ATIs new normal-map compression

Hi there

I couldn´t find any spec for ATIs new compression technology.

The thing i actually like to know is, if it will be available for other cards than X800, too, or if it needs special hardware support.

Also another thing: AFAIK it compresses only 2 component normal maps. That means, that i have to reconstruct the third component in the shader.

  1. Are there any tools, which create 2-component normal maps? Or do i have to create my own?

  2. To compute the third component, a squareroot is necessary. Are gfx cards faster at this, than CPUs? If not, doesn´t that mean, that that extension brings us even faster into a shader bound situation?

Thanks,
Jan.

FWIW, it seems that this compression method is not yet available in OpenGL, only in D3D.
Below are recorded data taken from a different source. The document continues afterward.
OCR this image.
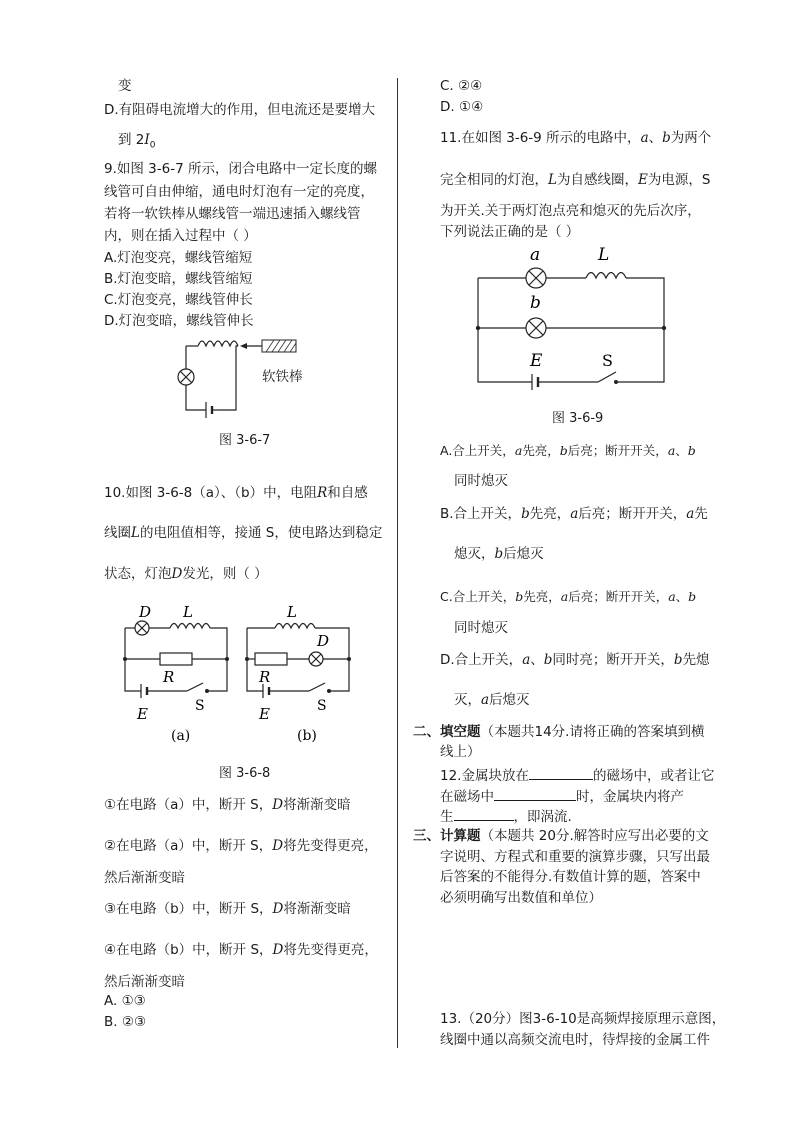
变
D.有阻碍电流增大的作用，但电流还是要增大
到 $2I_0$
9.如图 3-6-7 所示，闭合电路中一定长度的螺
线管可自由伸缩，通电时灯泡有一定的亮度，
若将一软铁棒从螺线管一端迅速插入螺线管
内，则在插入过程中（ ）
A.灯泡变亮，螺线管缩短
B.灯泡变暗，螺线管缩短
C.灯泡变亮，螺线管伸长
D.灯泡变暗，螺线管伸长
软铁棒
图 3-6-7
10.如图 3-6-8（a）、（b）中，电阻R和自感
线圈L的电阻值相等，接通 S，使电路达到稳定
状态，灯泡D发光，则（ ）
D L
R
E	S
(a)
L
D
R
E	S
(b)
图 3-6-8
①在电路（a）中，断开 S，D将渐渐变暗
②在电路（a）中，断开 S，D将先变得更亮，
然后渐渐变暗
③在电路（b）中，断开 S，D将渐渐变暗
④在电路（b）中，断开 S，D将先变得更亮，
然后渐渐变暗
A. ①③
B. ②③
C. ②④
D. ①④
11.在如图 3-6-9 所示的电路中，a、b为两个
完全相同的灯泡，L为自感线圈，E为电源，S
为开关.关于两灯泡点亮和熄灭的先后次序，
下列说法正确的是（ ）
a	L
b
E	S
图 3-6-9
A.合上开关，a先亮，b后亮；断开开关，a、b
同时熄灭
B.合上开关，b先亮，a后亮；断开开关，a先
熄灭，b后熄灭
C.合上开关，b先亮，a后亮；断开开关，a、b
同时熄灭
D.合上开关，a、b同时亮；断开开关，b先熄
灭，a后熄灭
二、填空题（本题共14分.请将正确的答案填到横
线上）
12.金属块放在	的磁场中，或者让它
在磁场中	时，金属块内将产
生	，即涡流.
三、计算题（本题共 20分.解答时应写出必要的文
字说明、方程式和重要的演算步骤，只写出最
后答案的不能得分.有数值计算的题，答案中
必须明确写出数值和单位）
13.（20分）图3-6-10是高频焊接原理示意图，
线圈中通以高频交流电时，待焊接的金属工件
Humus seems to have been playing with it, and made a tool available, look at : http://esprit.campus.luth.se/~humus/comments.php?newsID=113

Well, ATI showed off their invention with Screenshots from Serious Sam 2. Well and Serious Sam 1 uses OpenGL, so i was thinking SS 2 does too, so ATI should have the extension working.

Jan.

Originally posted by Jan:
The thing i actually like to know is, if it will be available for other cards than X800, too, or if it needs special hardware support.
It needs special hardware support, which is currently only available on the X800.

Originally posted by Jan:
1. Are there any tools, which create 2-component normal maps? Or do i have to create my own?
I have posted one on my website as mentioned by Nicolas Lelong:
http://esprit.campus.luth.se/~humus/?page=Cool

Originally posted by Jan:
2. To compute the third component, a squareroot is necessary. Are gfx cards faster at this, than CPUs? If not, doesn´t that mean, that that extension brings us even faster into a shader bound situation?
GPUs are fast at this. A reverse sqrt is typically single cycle. To get a sqrt you multiply with the original value, so that’s another cycle. Even if you need to reconstruct the third component you must also take into account that you typically would want to normalize the bumpmap anyway, so it costs three instructions either way. The only difference really is that the DP3 instruction in the normalize is changed to a DP2ADD.